介入警戒や米政府機関の閉鎖懸念でドル売り円買い強まる
掲載日:2026.01.26
本日のポイント
- 独・1月IFO企業景況感指数
- 米・11月耐久財受注
先週末は日本市場閉場後に急激な円買いが発生。その後も円が強く買われたほか、NY市場に入るとドル売りも強まった。この円買いドル売りについては、日銀によるレートチェックに加えて、NY市場ではNY連銀によるレートチェックが行われたとの報道がされている。ドル円は日銀の植田総裁による会見を受けて159.22円まで上昇していたが、日銀のレートチェックが行われたとの情報を受けて157.33円まで急落。その後、一時は158.3円まで買い戻される場面もあったが、NY市場後半では再び売り圧力が強まる。閉場まで下落を続け155.62円の安値をつけた。ユーロドルはNY市場まで緩やかな下落が続いていたが、NY市場に入ると、NY連銀によるレートチェック報道を受けたドル売りから反騰。昨年9月以来の高値となる1.1833ドルまで上昇した。ゴールドは4,990ドルまで上昇した後、4,987ドルで閉場。月曜から5営業日連騰となり、5,000ドル目前まで迫った。

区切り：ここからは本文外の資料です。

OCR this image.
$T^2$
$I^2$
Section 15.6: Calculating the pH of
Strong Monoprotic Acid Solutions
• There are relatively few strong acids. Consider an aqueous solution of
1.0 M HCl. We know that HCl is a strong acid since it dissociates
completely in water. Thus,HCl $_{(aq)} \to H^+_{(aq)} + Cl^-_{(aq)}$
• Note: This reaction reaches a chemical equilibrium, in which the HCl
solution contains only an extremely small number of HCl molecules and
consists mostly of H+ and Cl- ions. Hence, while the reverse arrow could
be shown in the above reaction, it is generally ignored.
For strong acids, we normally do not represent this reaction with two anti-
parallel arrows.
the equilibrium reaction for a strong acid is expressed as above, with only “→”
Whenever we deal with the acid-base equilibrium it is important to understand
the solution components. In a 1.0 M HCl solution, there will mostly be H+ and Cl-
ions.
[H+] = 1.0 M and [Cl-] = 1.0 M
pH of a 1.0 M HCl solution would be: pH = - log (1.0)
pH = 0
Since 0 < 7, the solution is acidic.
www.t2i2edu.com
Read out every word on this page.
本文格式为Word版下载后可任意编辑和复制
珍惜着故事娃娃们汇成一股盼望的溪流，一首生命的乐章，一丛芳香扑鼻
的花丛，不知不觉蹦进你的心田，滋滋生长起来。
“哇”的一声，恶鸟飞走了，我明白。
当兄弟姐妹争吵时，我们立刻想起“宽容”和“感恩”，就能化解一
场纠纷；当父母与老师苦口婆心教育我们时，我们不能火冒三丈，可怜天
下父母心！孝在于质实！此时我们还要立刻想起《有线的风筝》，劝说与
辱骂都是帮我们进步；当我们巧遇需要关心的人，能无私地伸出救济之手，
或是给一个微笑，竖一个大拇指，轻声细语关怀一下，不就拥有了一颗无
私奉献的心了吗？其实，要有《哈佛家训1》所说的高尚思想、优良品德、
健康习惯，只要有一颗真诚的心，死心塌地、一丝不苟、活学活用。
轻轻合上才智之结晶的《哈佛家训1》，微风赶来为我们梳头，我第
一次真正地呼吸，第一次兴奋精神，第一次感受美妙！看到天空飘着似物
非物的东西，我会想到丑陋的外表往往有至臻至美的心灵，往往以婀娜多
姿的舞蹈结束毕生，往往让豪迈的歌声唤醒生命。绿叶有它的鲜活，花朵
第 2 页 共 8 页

本日の東京市場は、先週末の海外市場におけるドル売り円買いの流れを引き継ぐ展開となった。日米当局によるレートチェック報道を受けた円買い介入への警戒感が根強い中、米政府機関閉鎖のリスクが再燃したことがドル売りを加速させたようだ。週末に米上院民主党のシューマー院内総務は、30日に期限を迎える2026年度予算案を阻止する意向を表明。同日までに上院を通過できなければ、再び連邦政府機関の閉鎖を招く事態となるため、市場では先行きへの懸念が強まっている。この流れを受け、ドル円は前週終値の155.81円から下落し、154.63円で寄り付いた。その後155.34円まで値を戻す場面も見られたが、戻りは限定的で前週終値まで届かず反落。昨年11月以来となる153.81円まで下げ幅を拡大した。他方、ユーロドルは1.1861ドルでの寄り付き後に1.1897ドルまで上昇したものの、買い一巡後は1.186ドルを挟んだ膠着状態にある。ゴールドは前週からの堅調地合いを維持し、5,000ドルを超えて寄り付いた後、5,100ドル付近まで上昇している。
本日の注目ポイントとして、18:00のドイツ・1月IFO企業景況感指数と、22:30の米・11月耐久財受注が挙げられる。IFO企業景況感指数は、ドイツ国内の企業を対象に現況と6ヵ月後の見通しについて調査したもの。総合指数の市場予想は88.2。前回の87.6から上昇する見込み。予想通りとなれば3ヵ月ぶりの上昇となりドイツの景気が上向いていくことが期待できる。結果が市場予想を上回ればユーロ買い、下回ればユーロ売りの材料となる可能性がある。特に予想から下振れ、前回からの改善が否定された場合はユーロ売りに注意したい。22:30の米・11月耐久財受注は、自動車・家具・航空機など耐久年数が3年以上の消費財の新規受注額を集計した指標である。市場予想は総合値が3.0%、航空機を除いたコア値は0.3%となっている。市場予想を下回ればドル売りが強まる可能性がある一方、予想を上回ればドル買い材料と判断される可能性があるため発表時間に注意したい。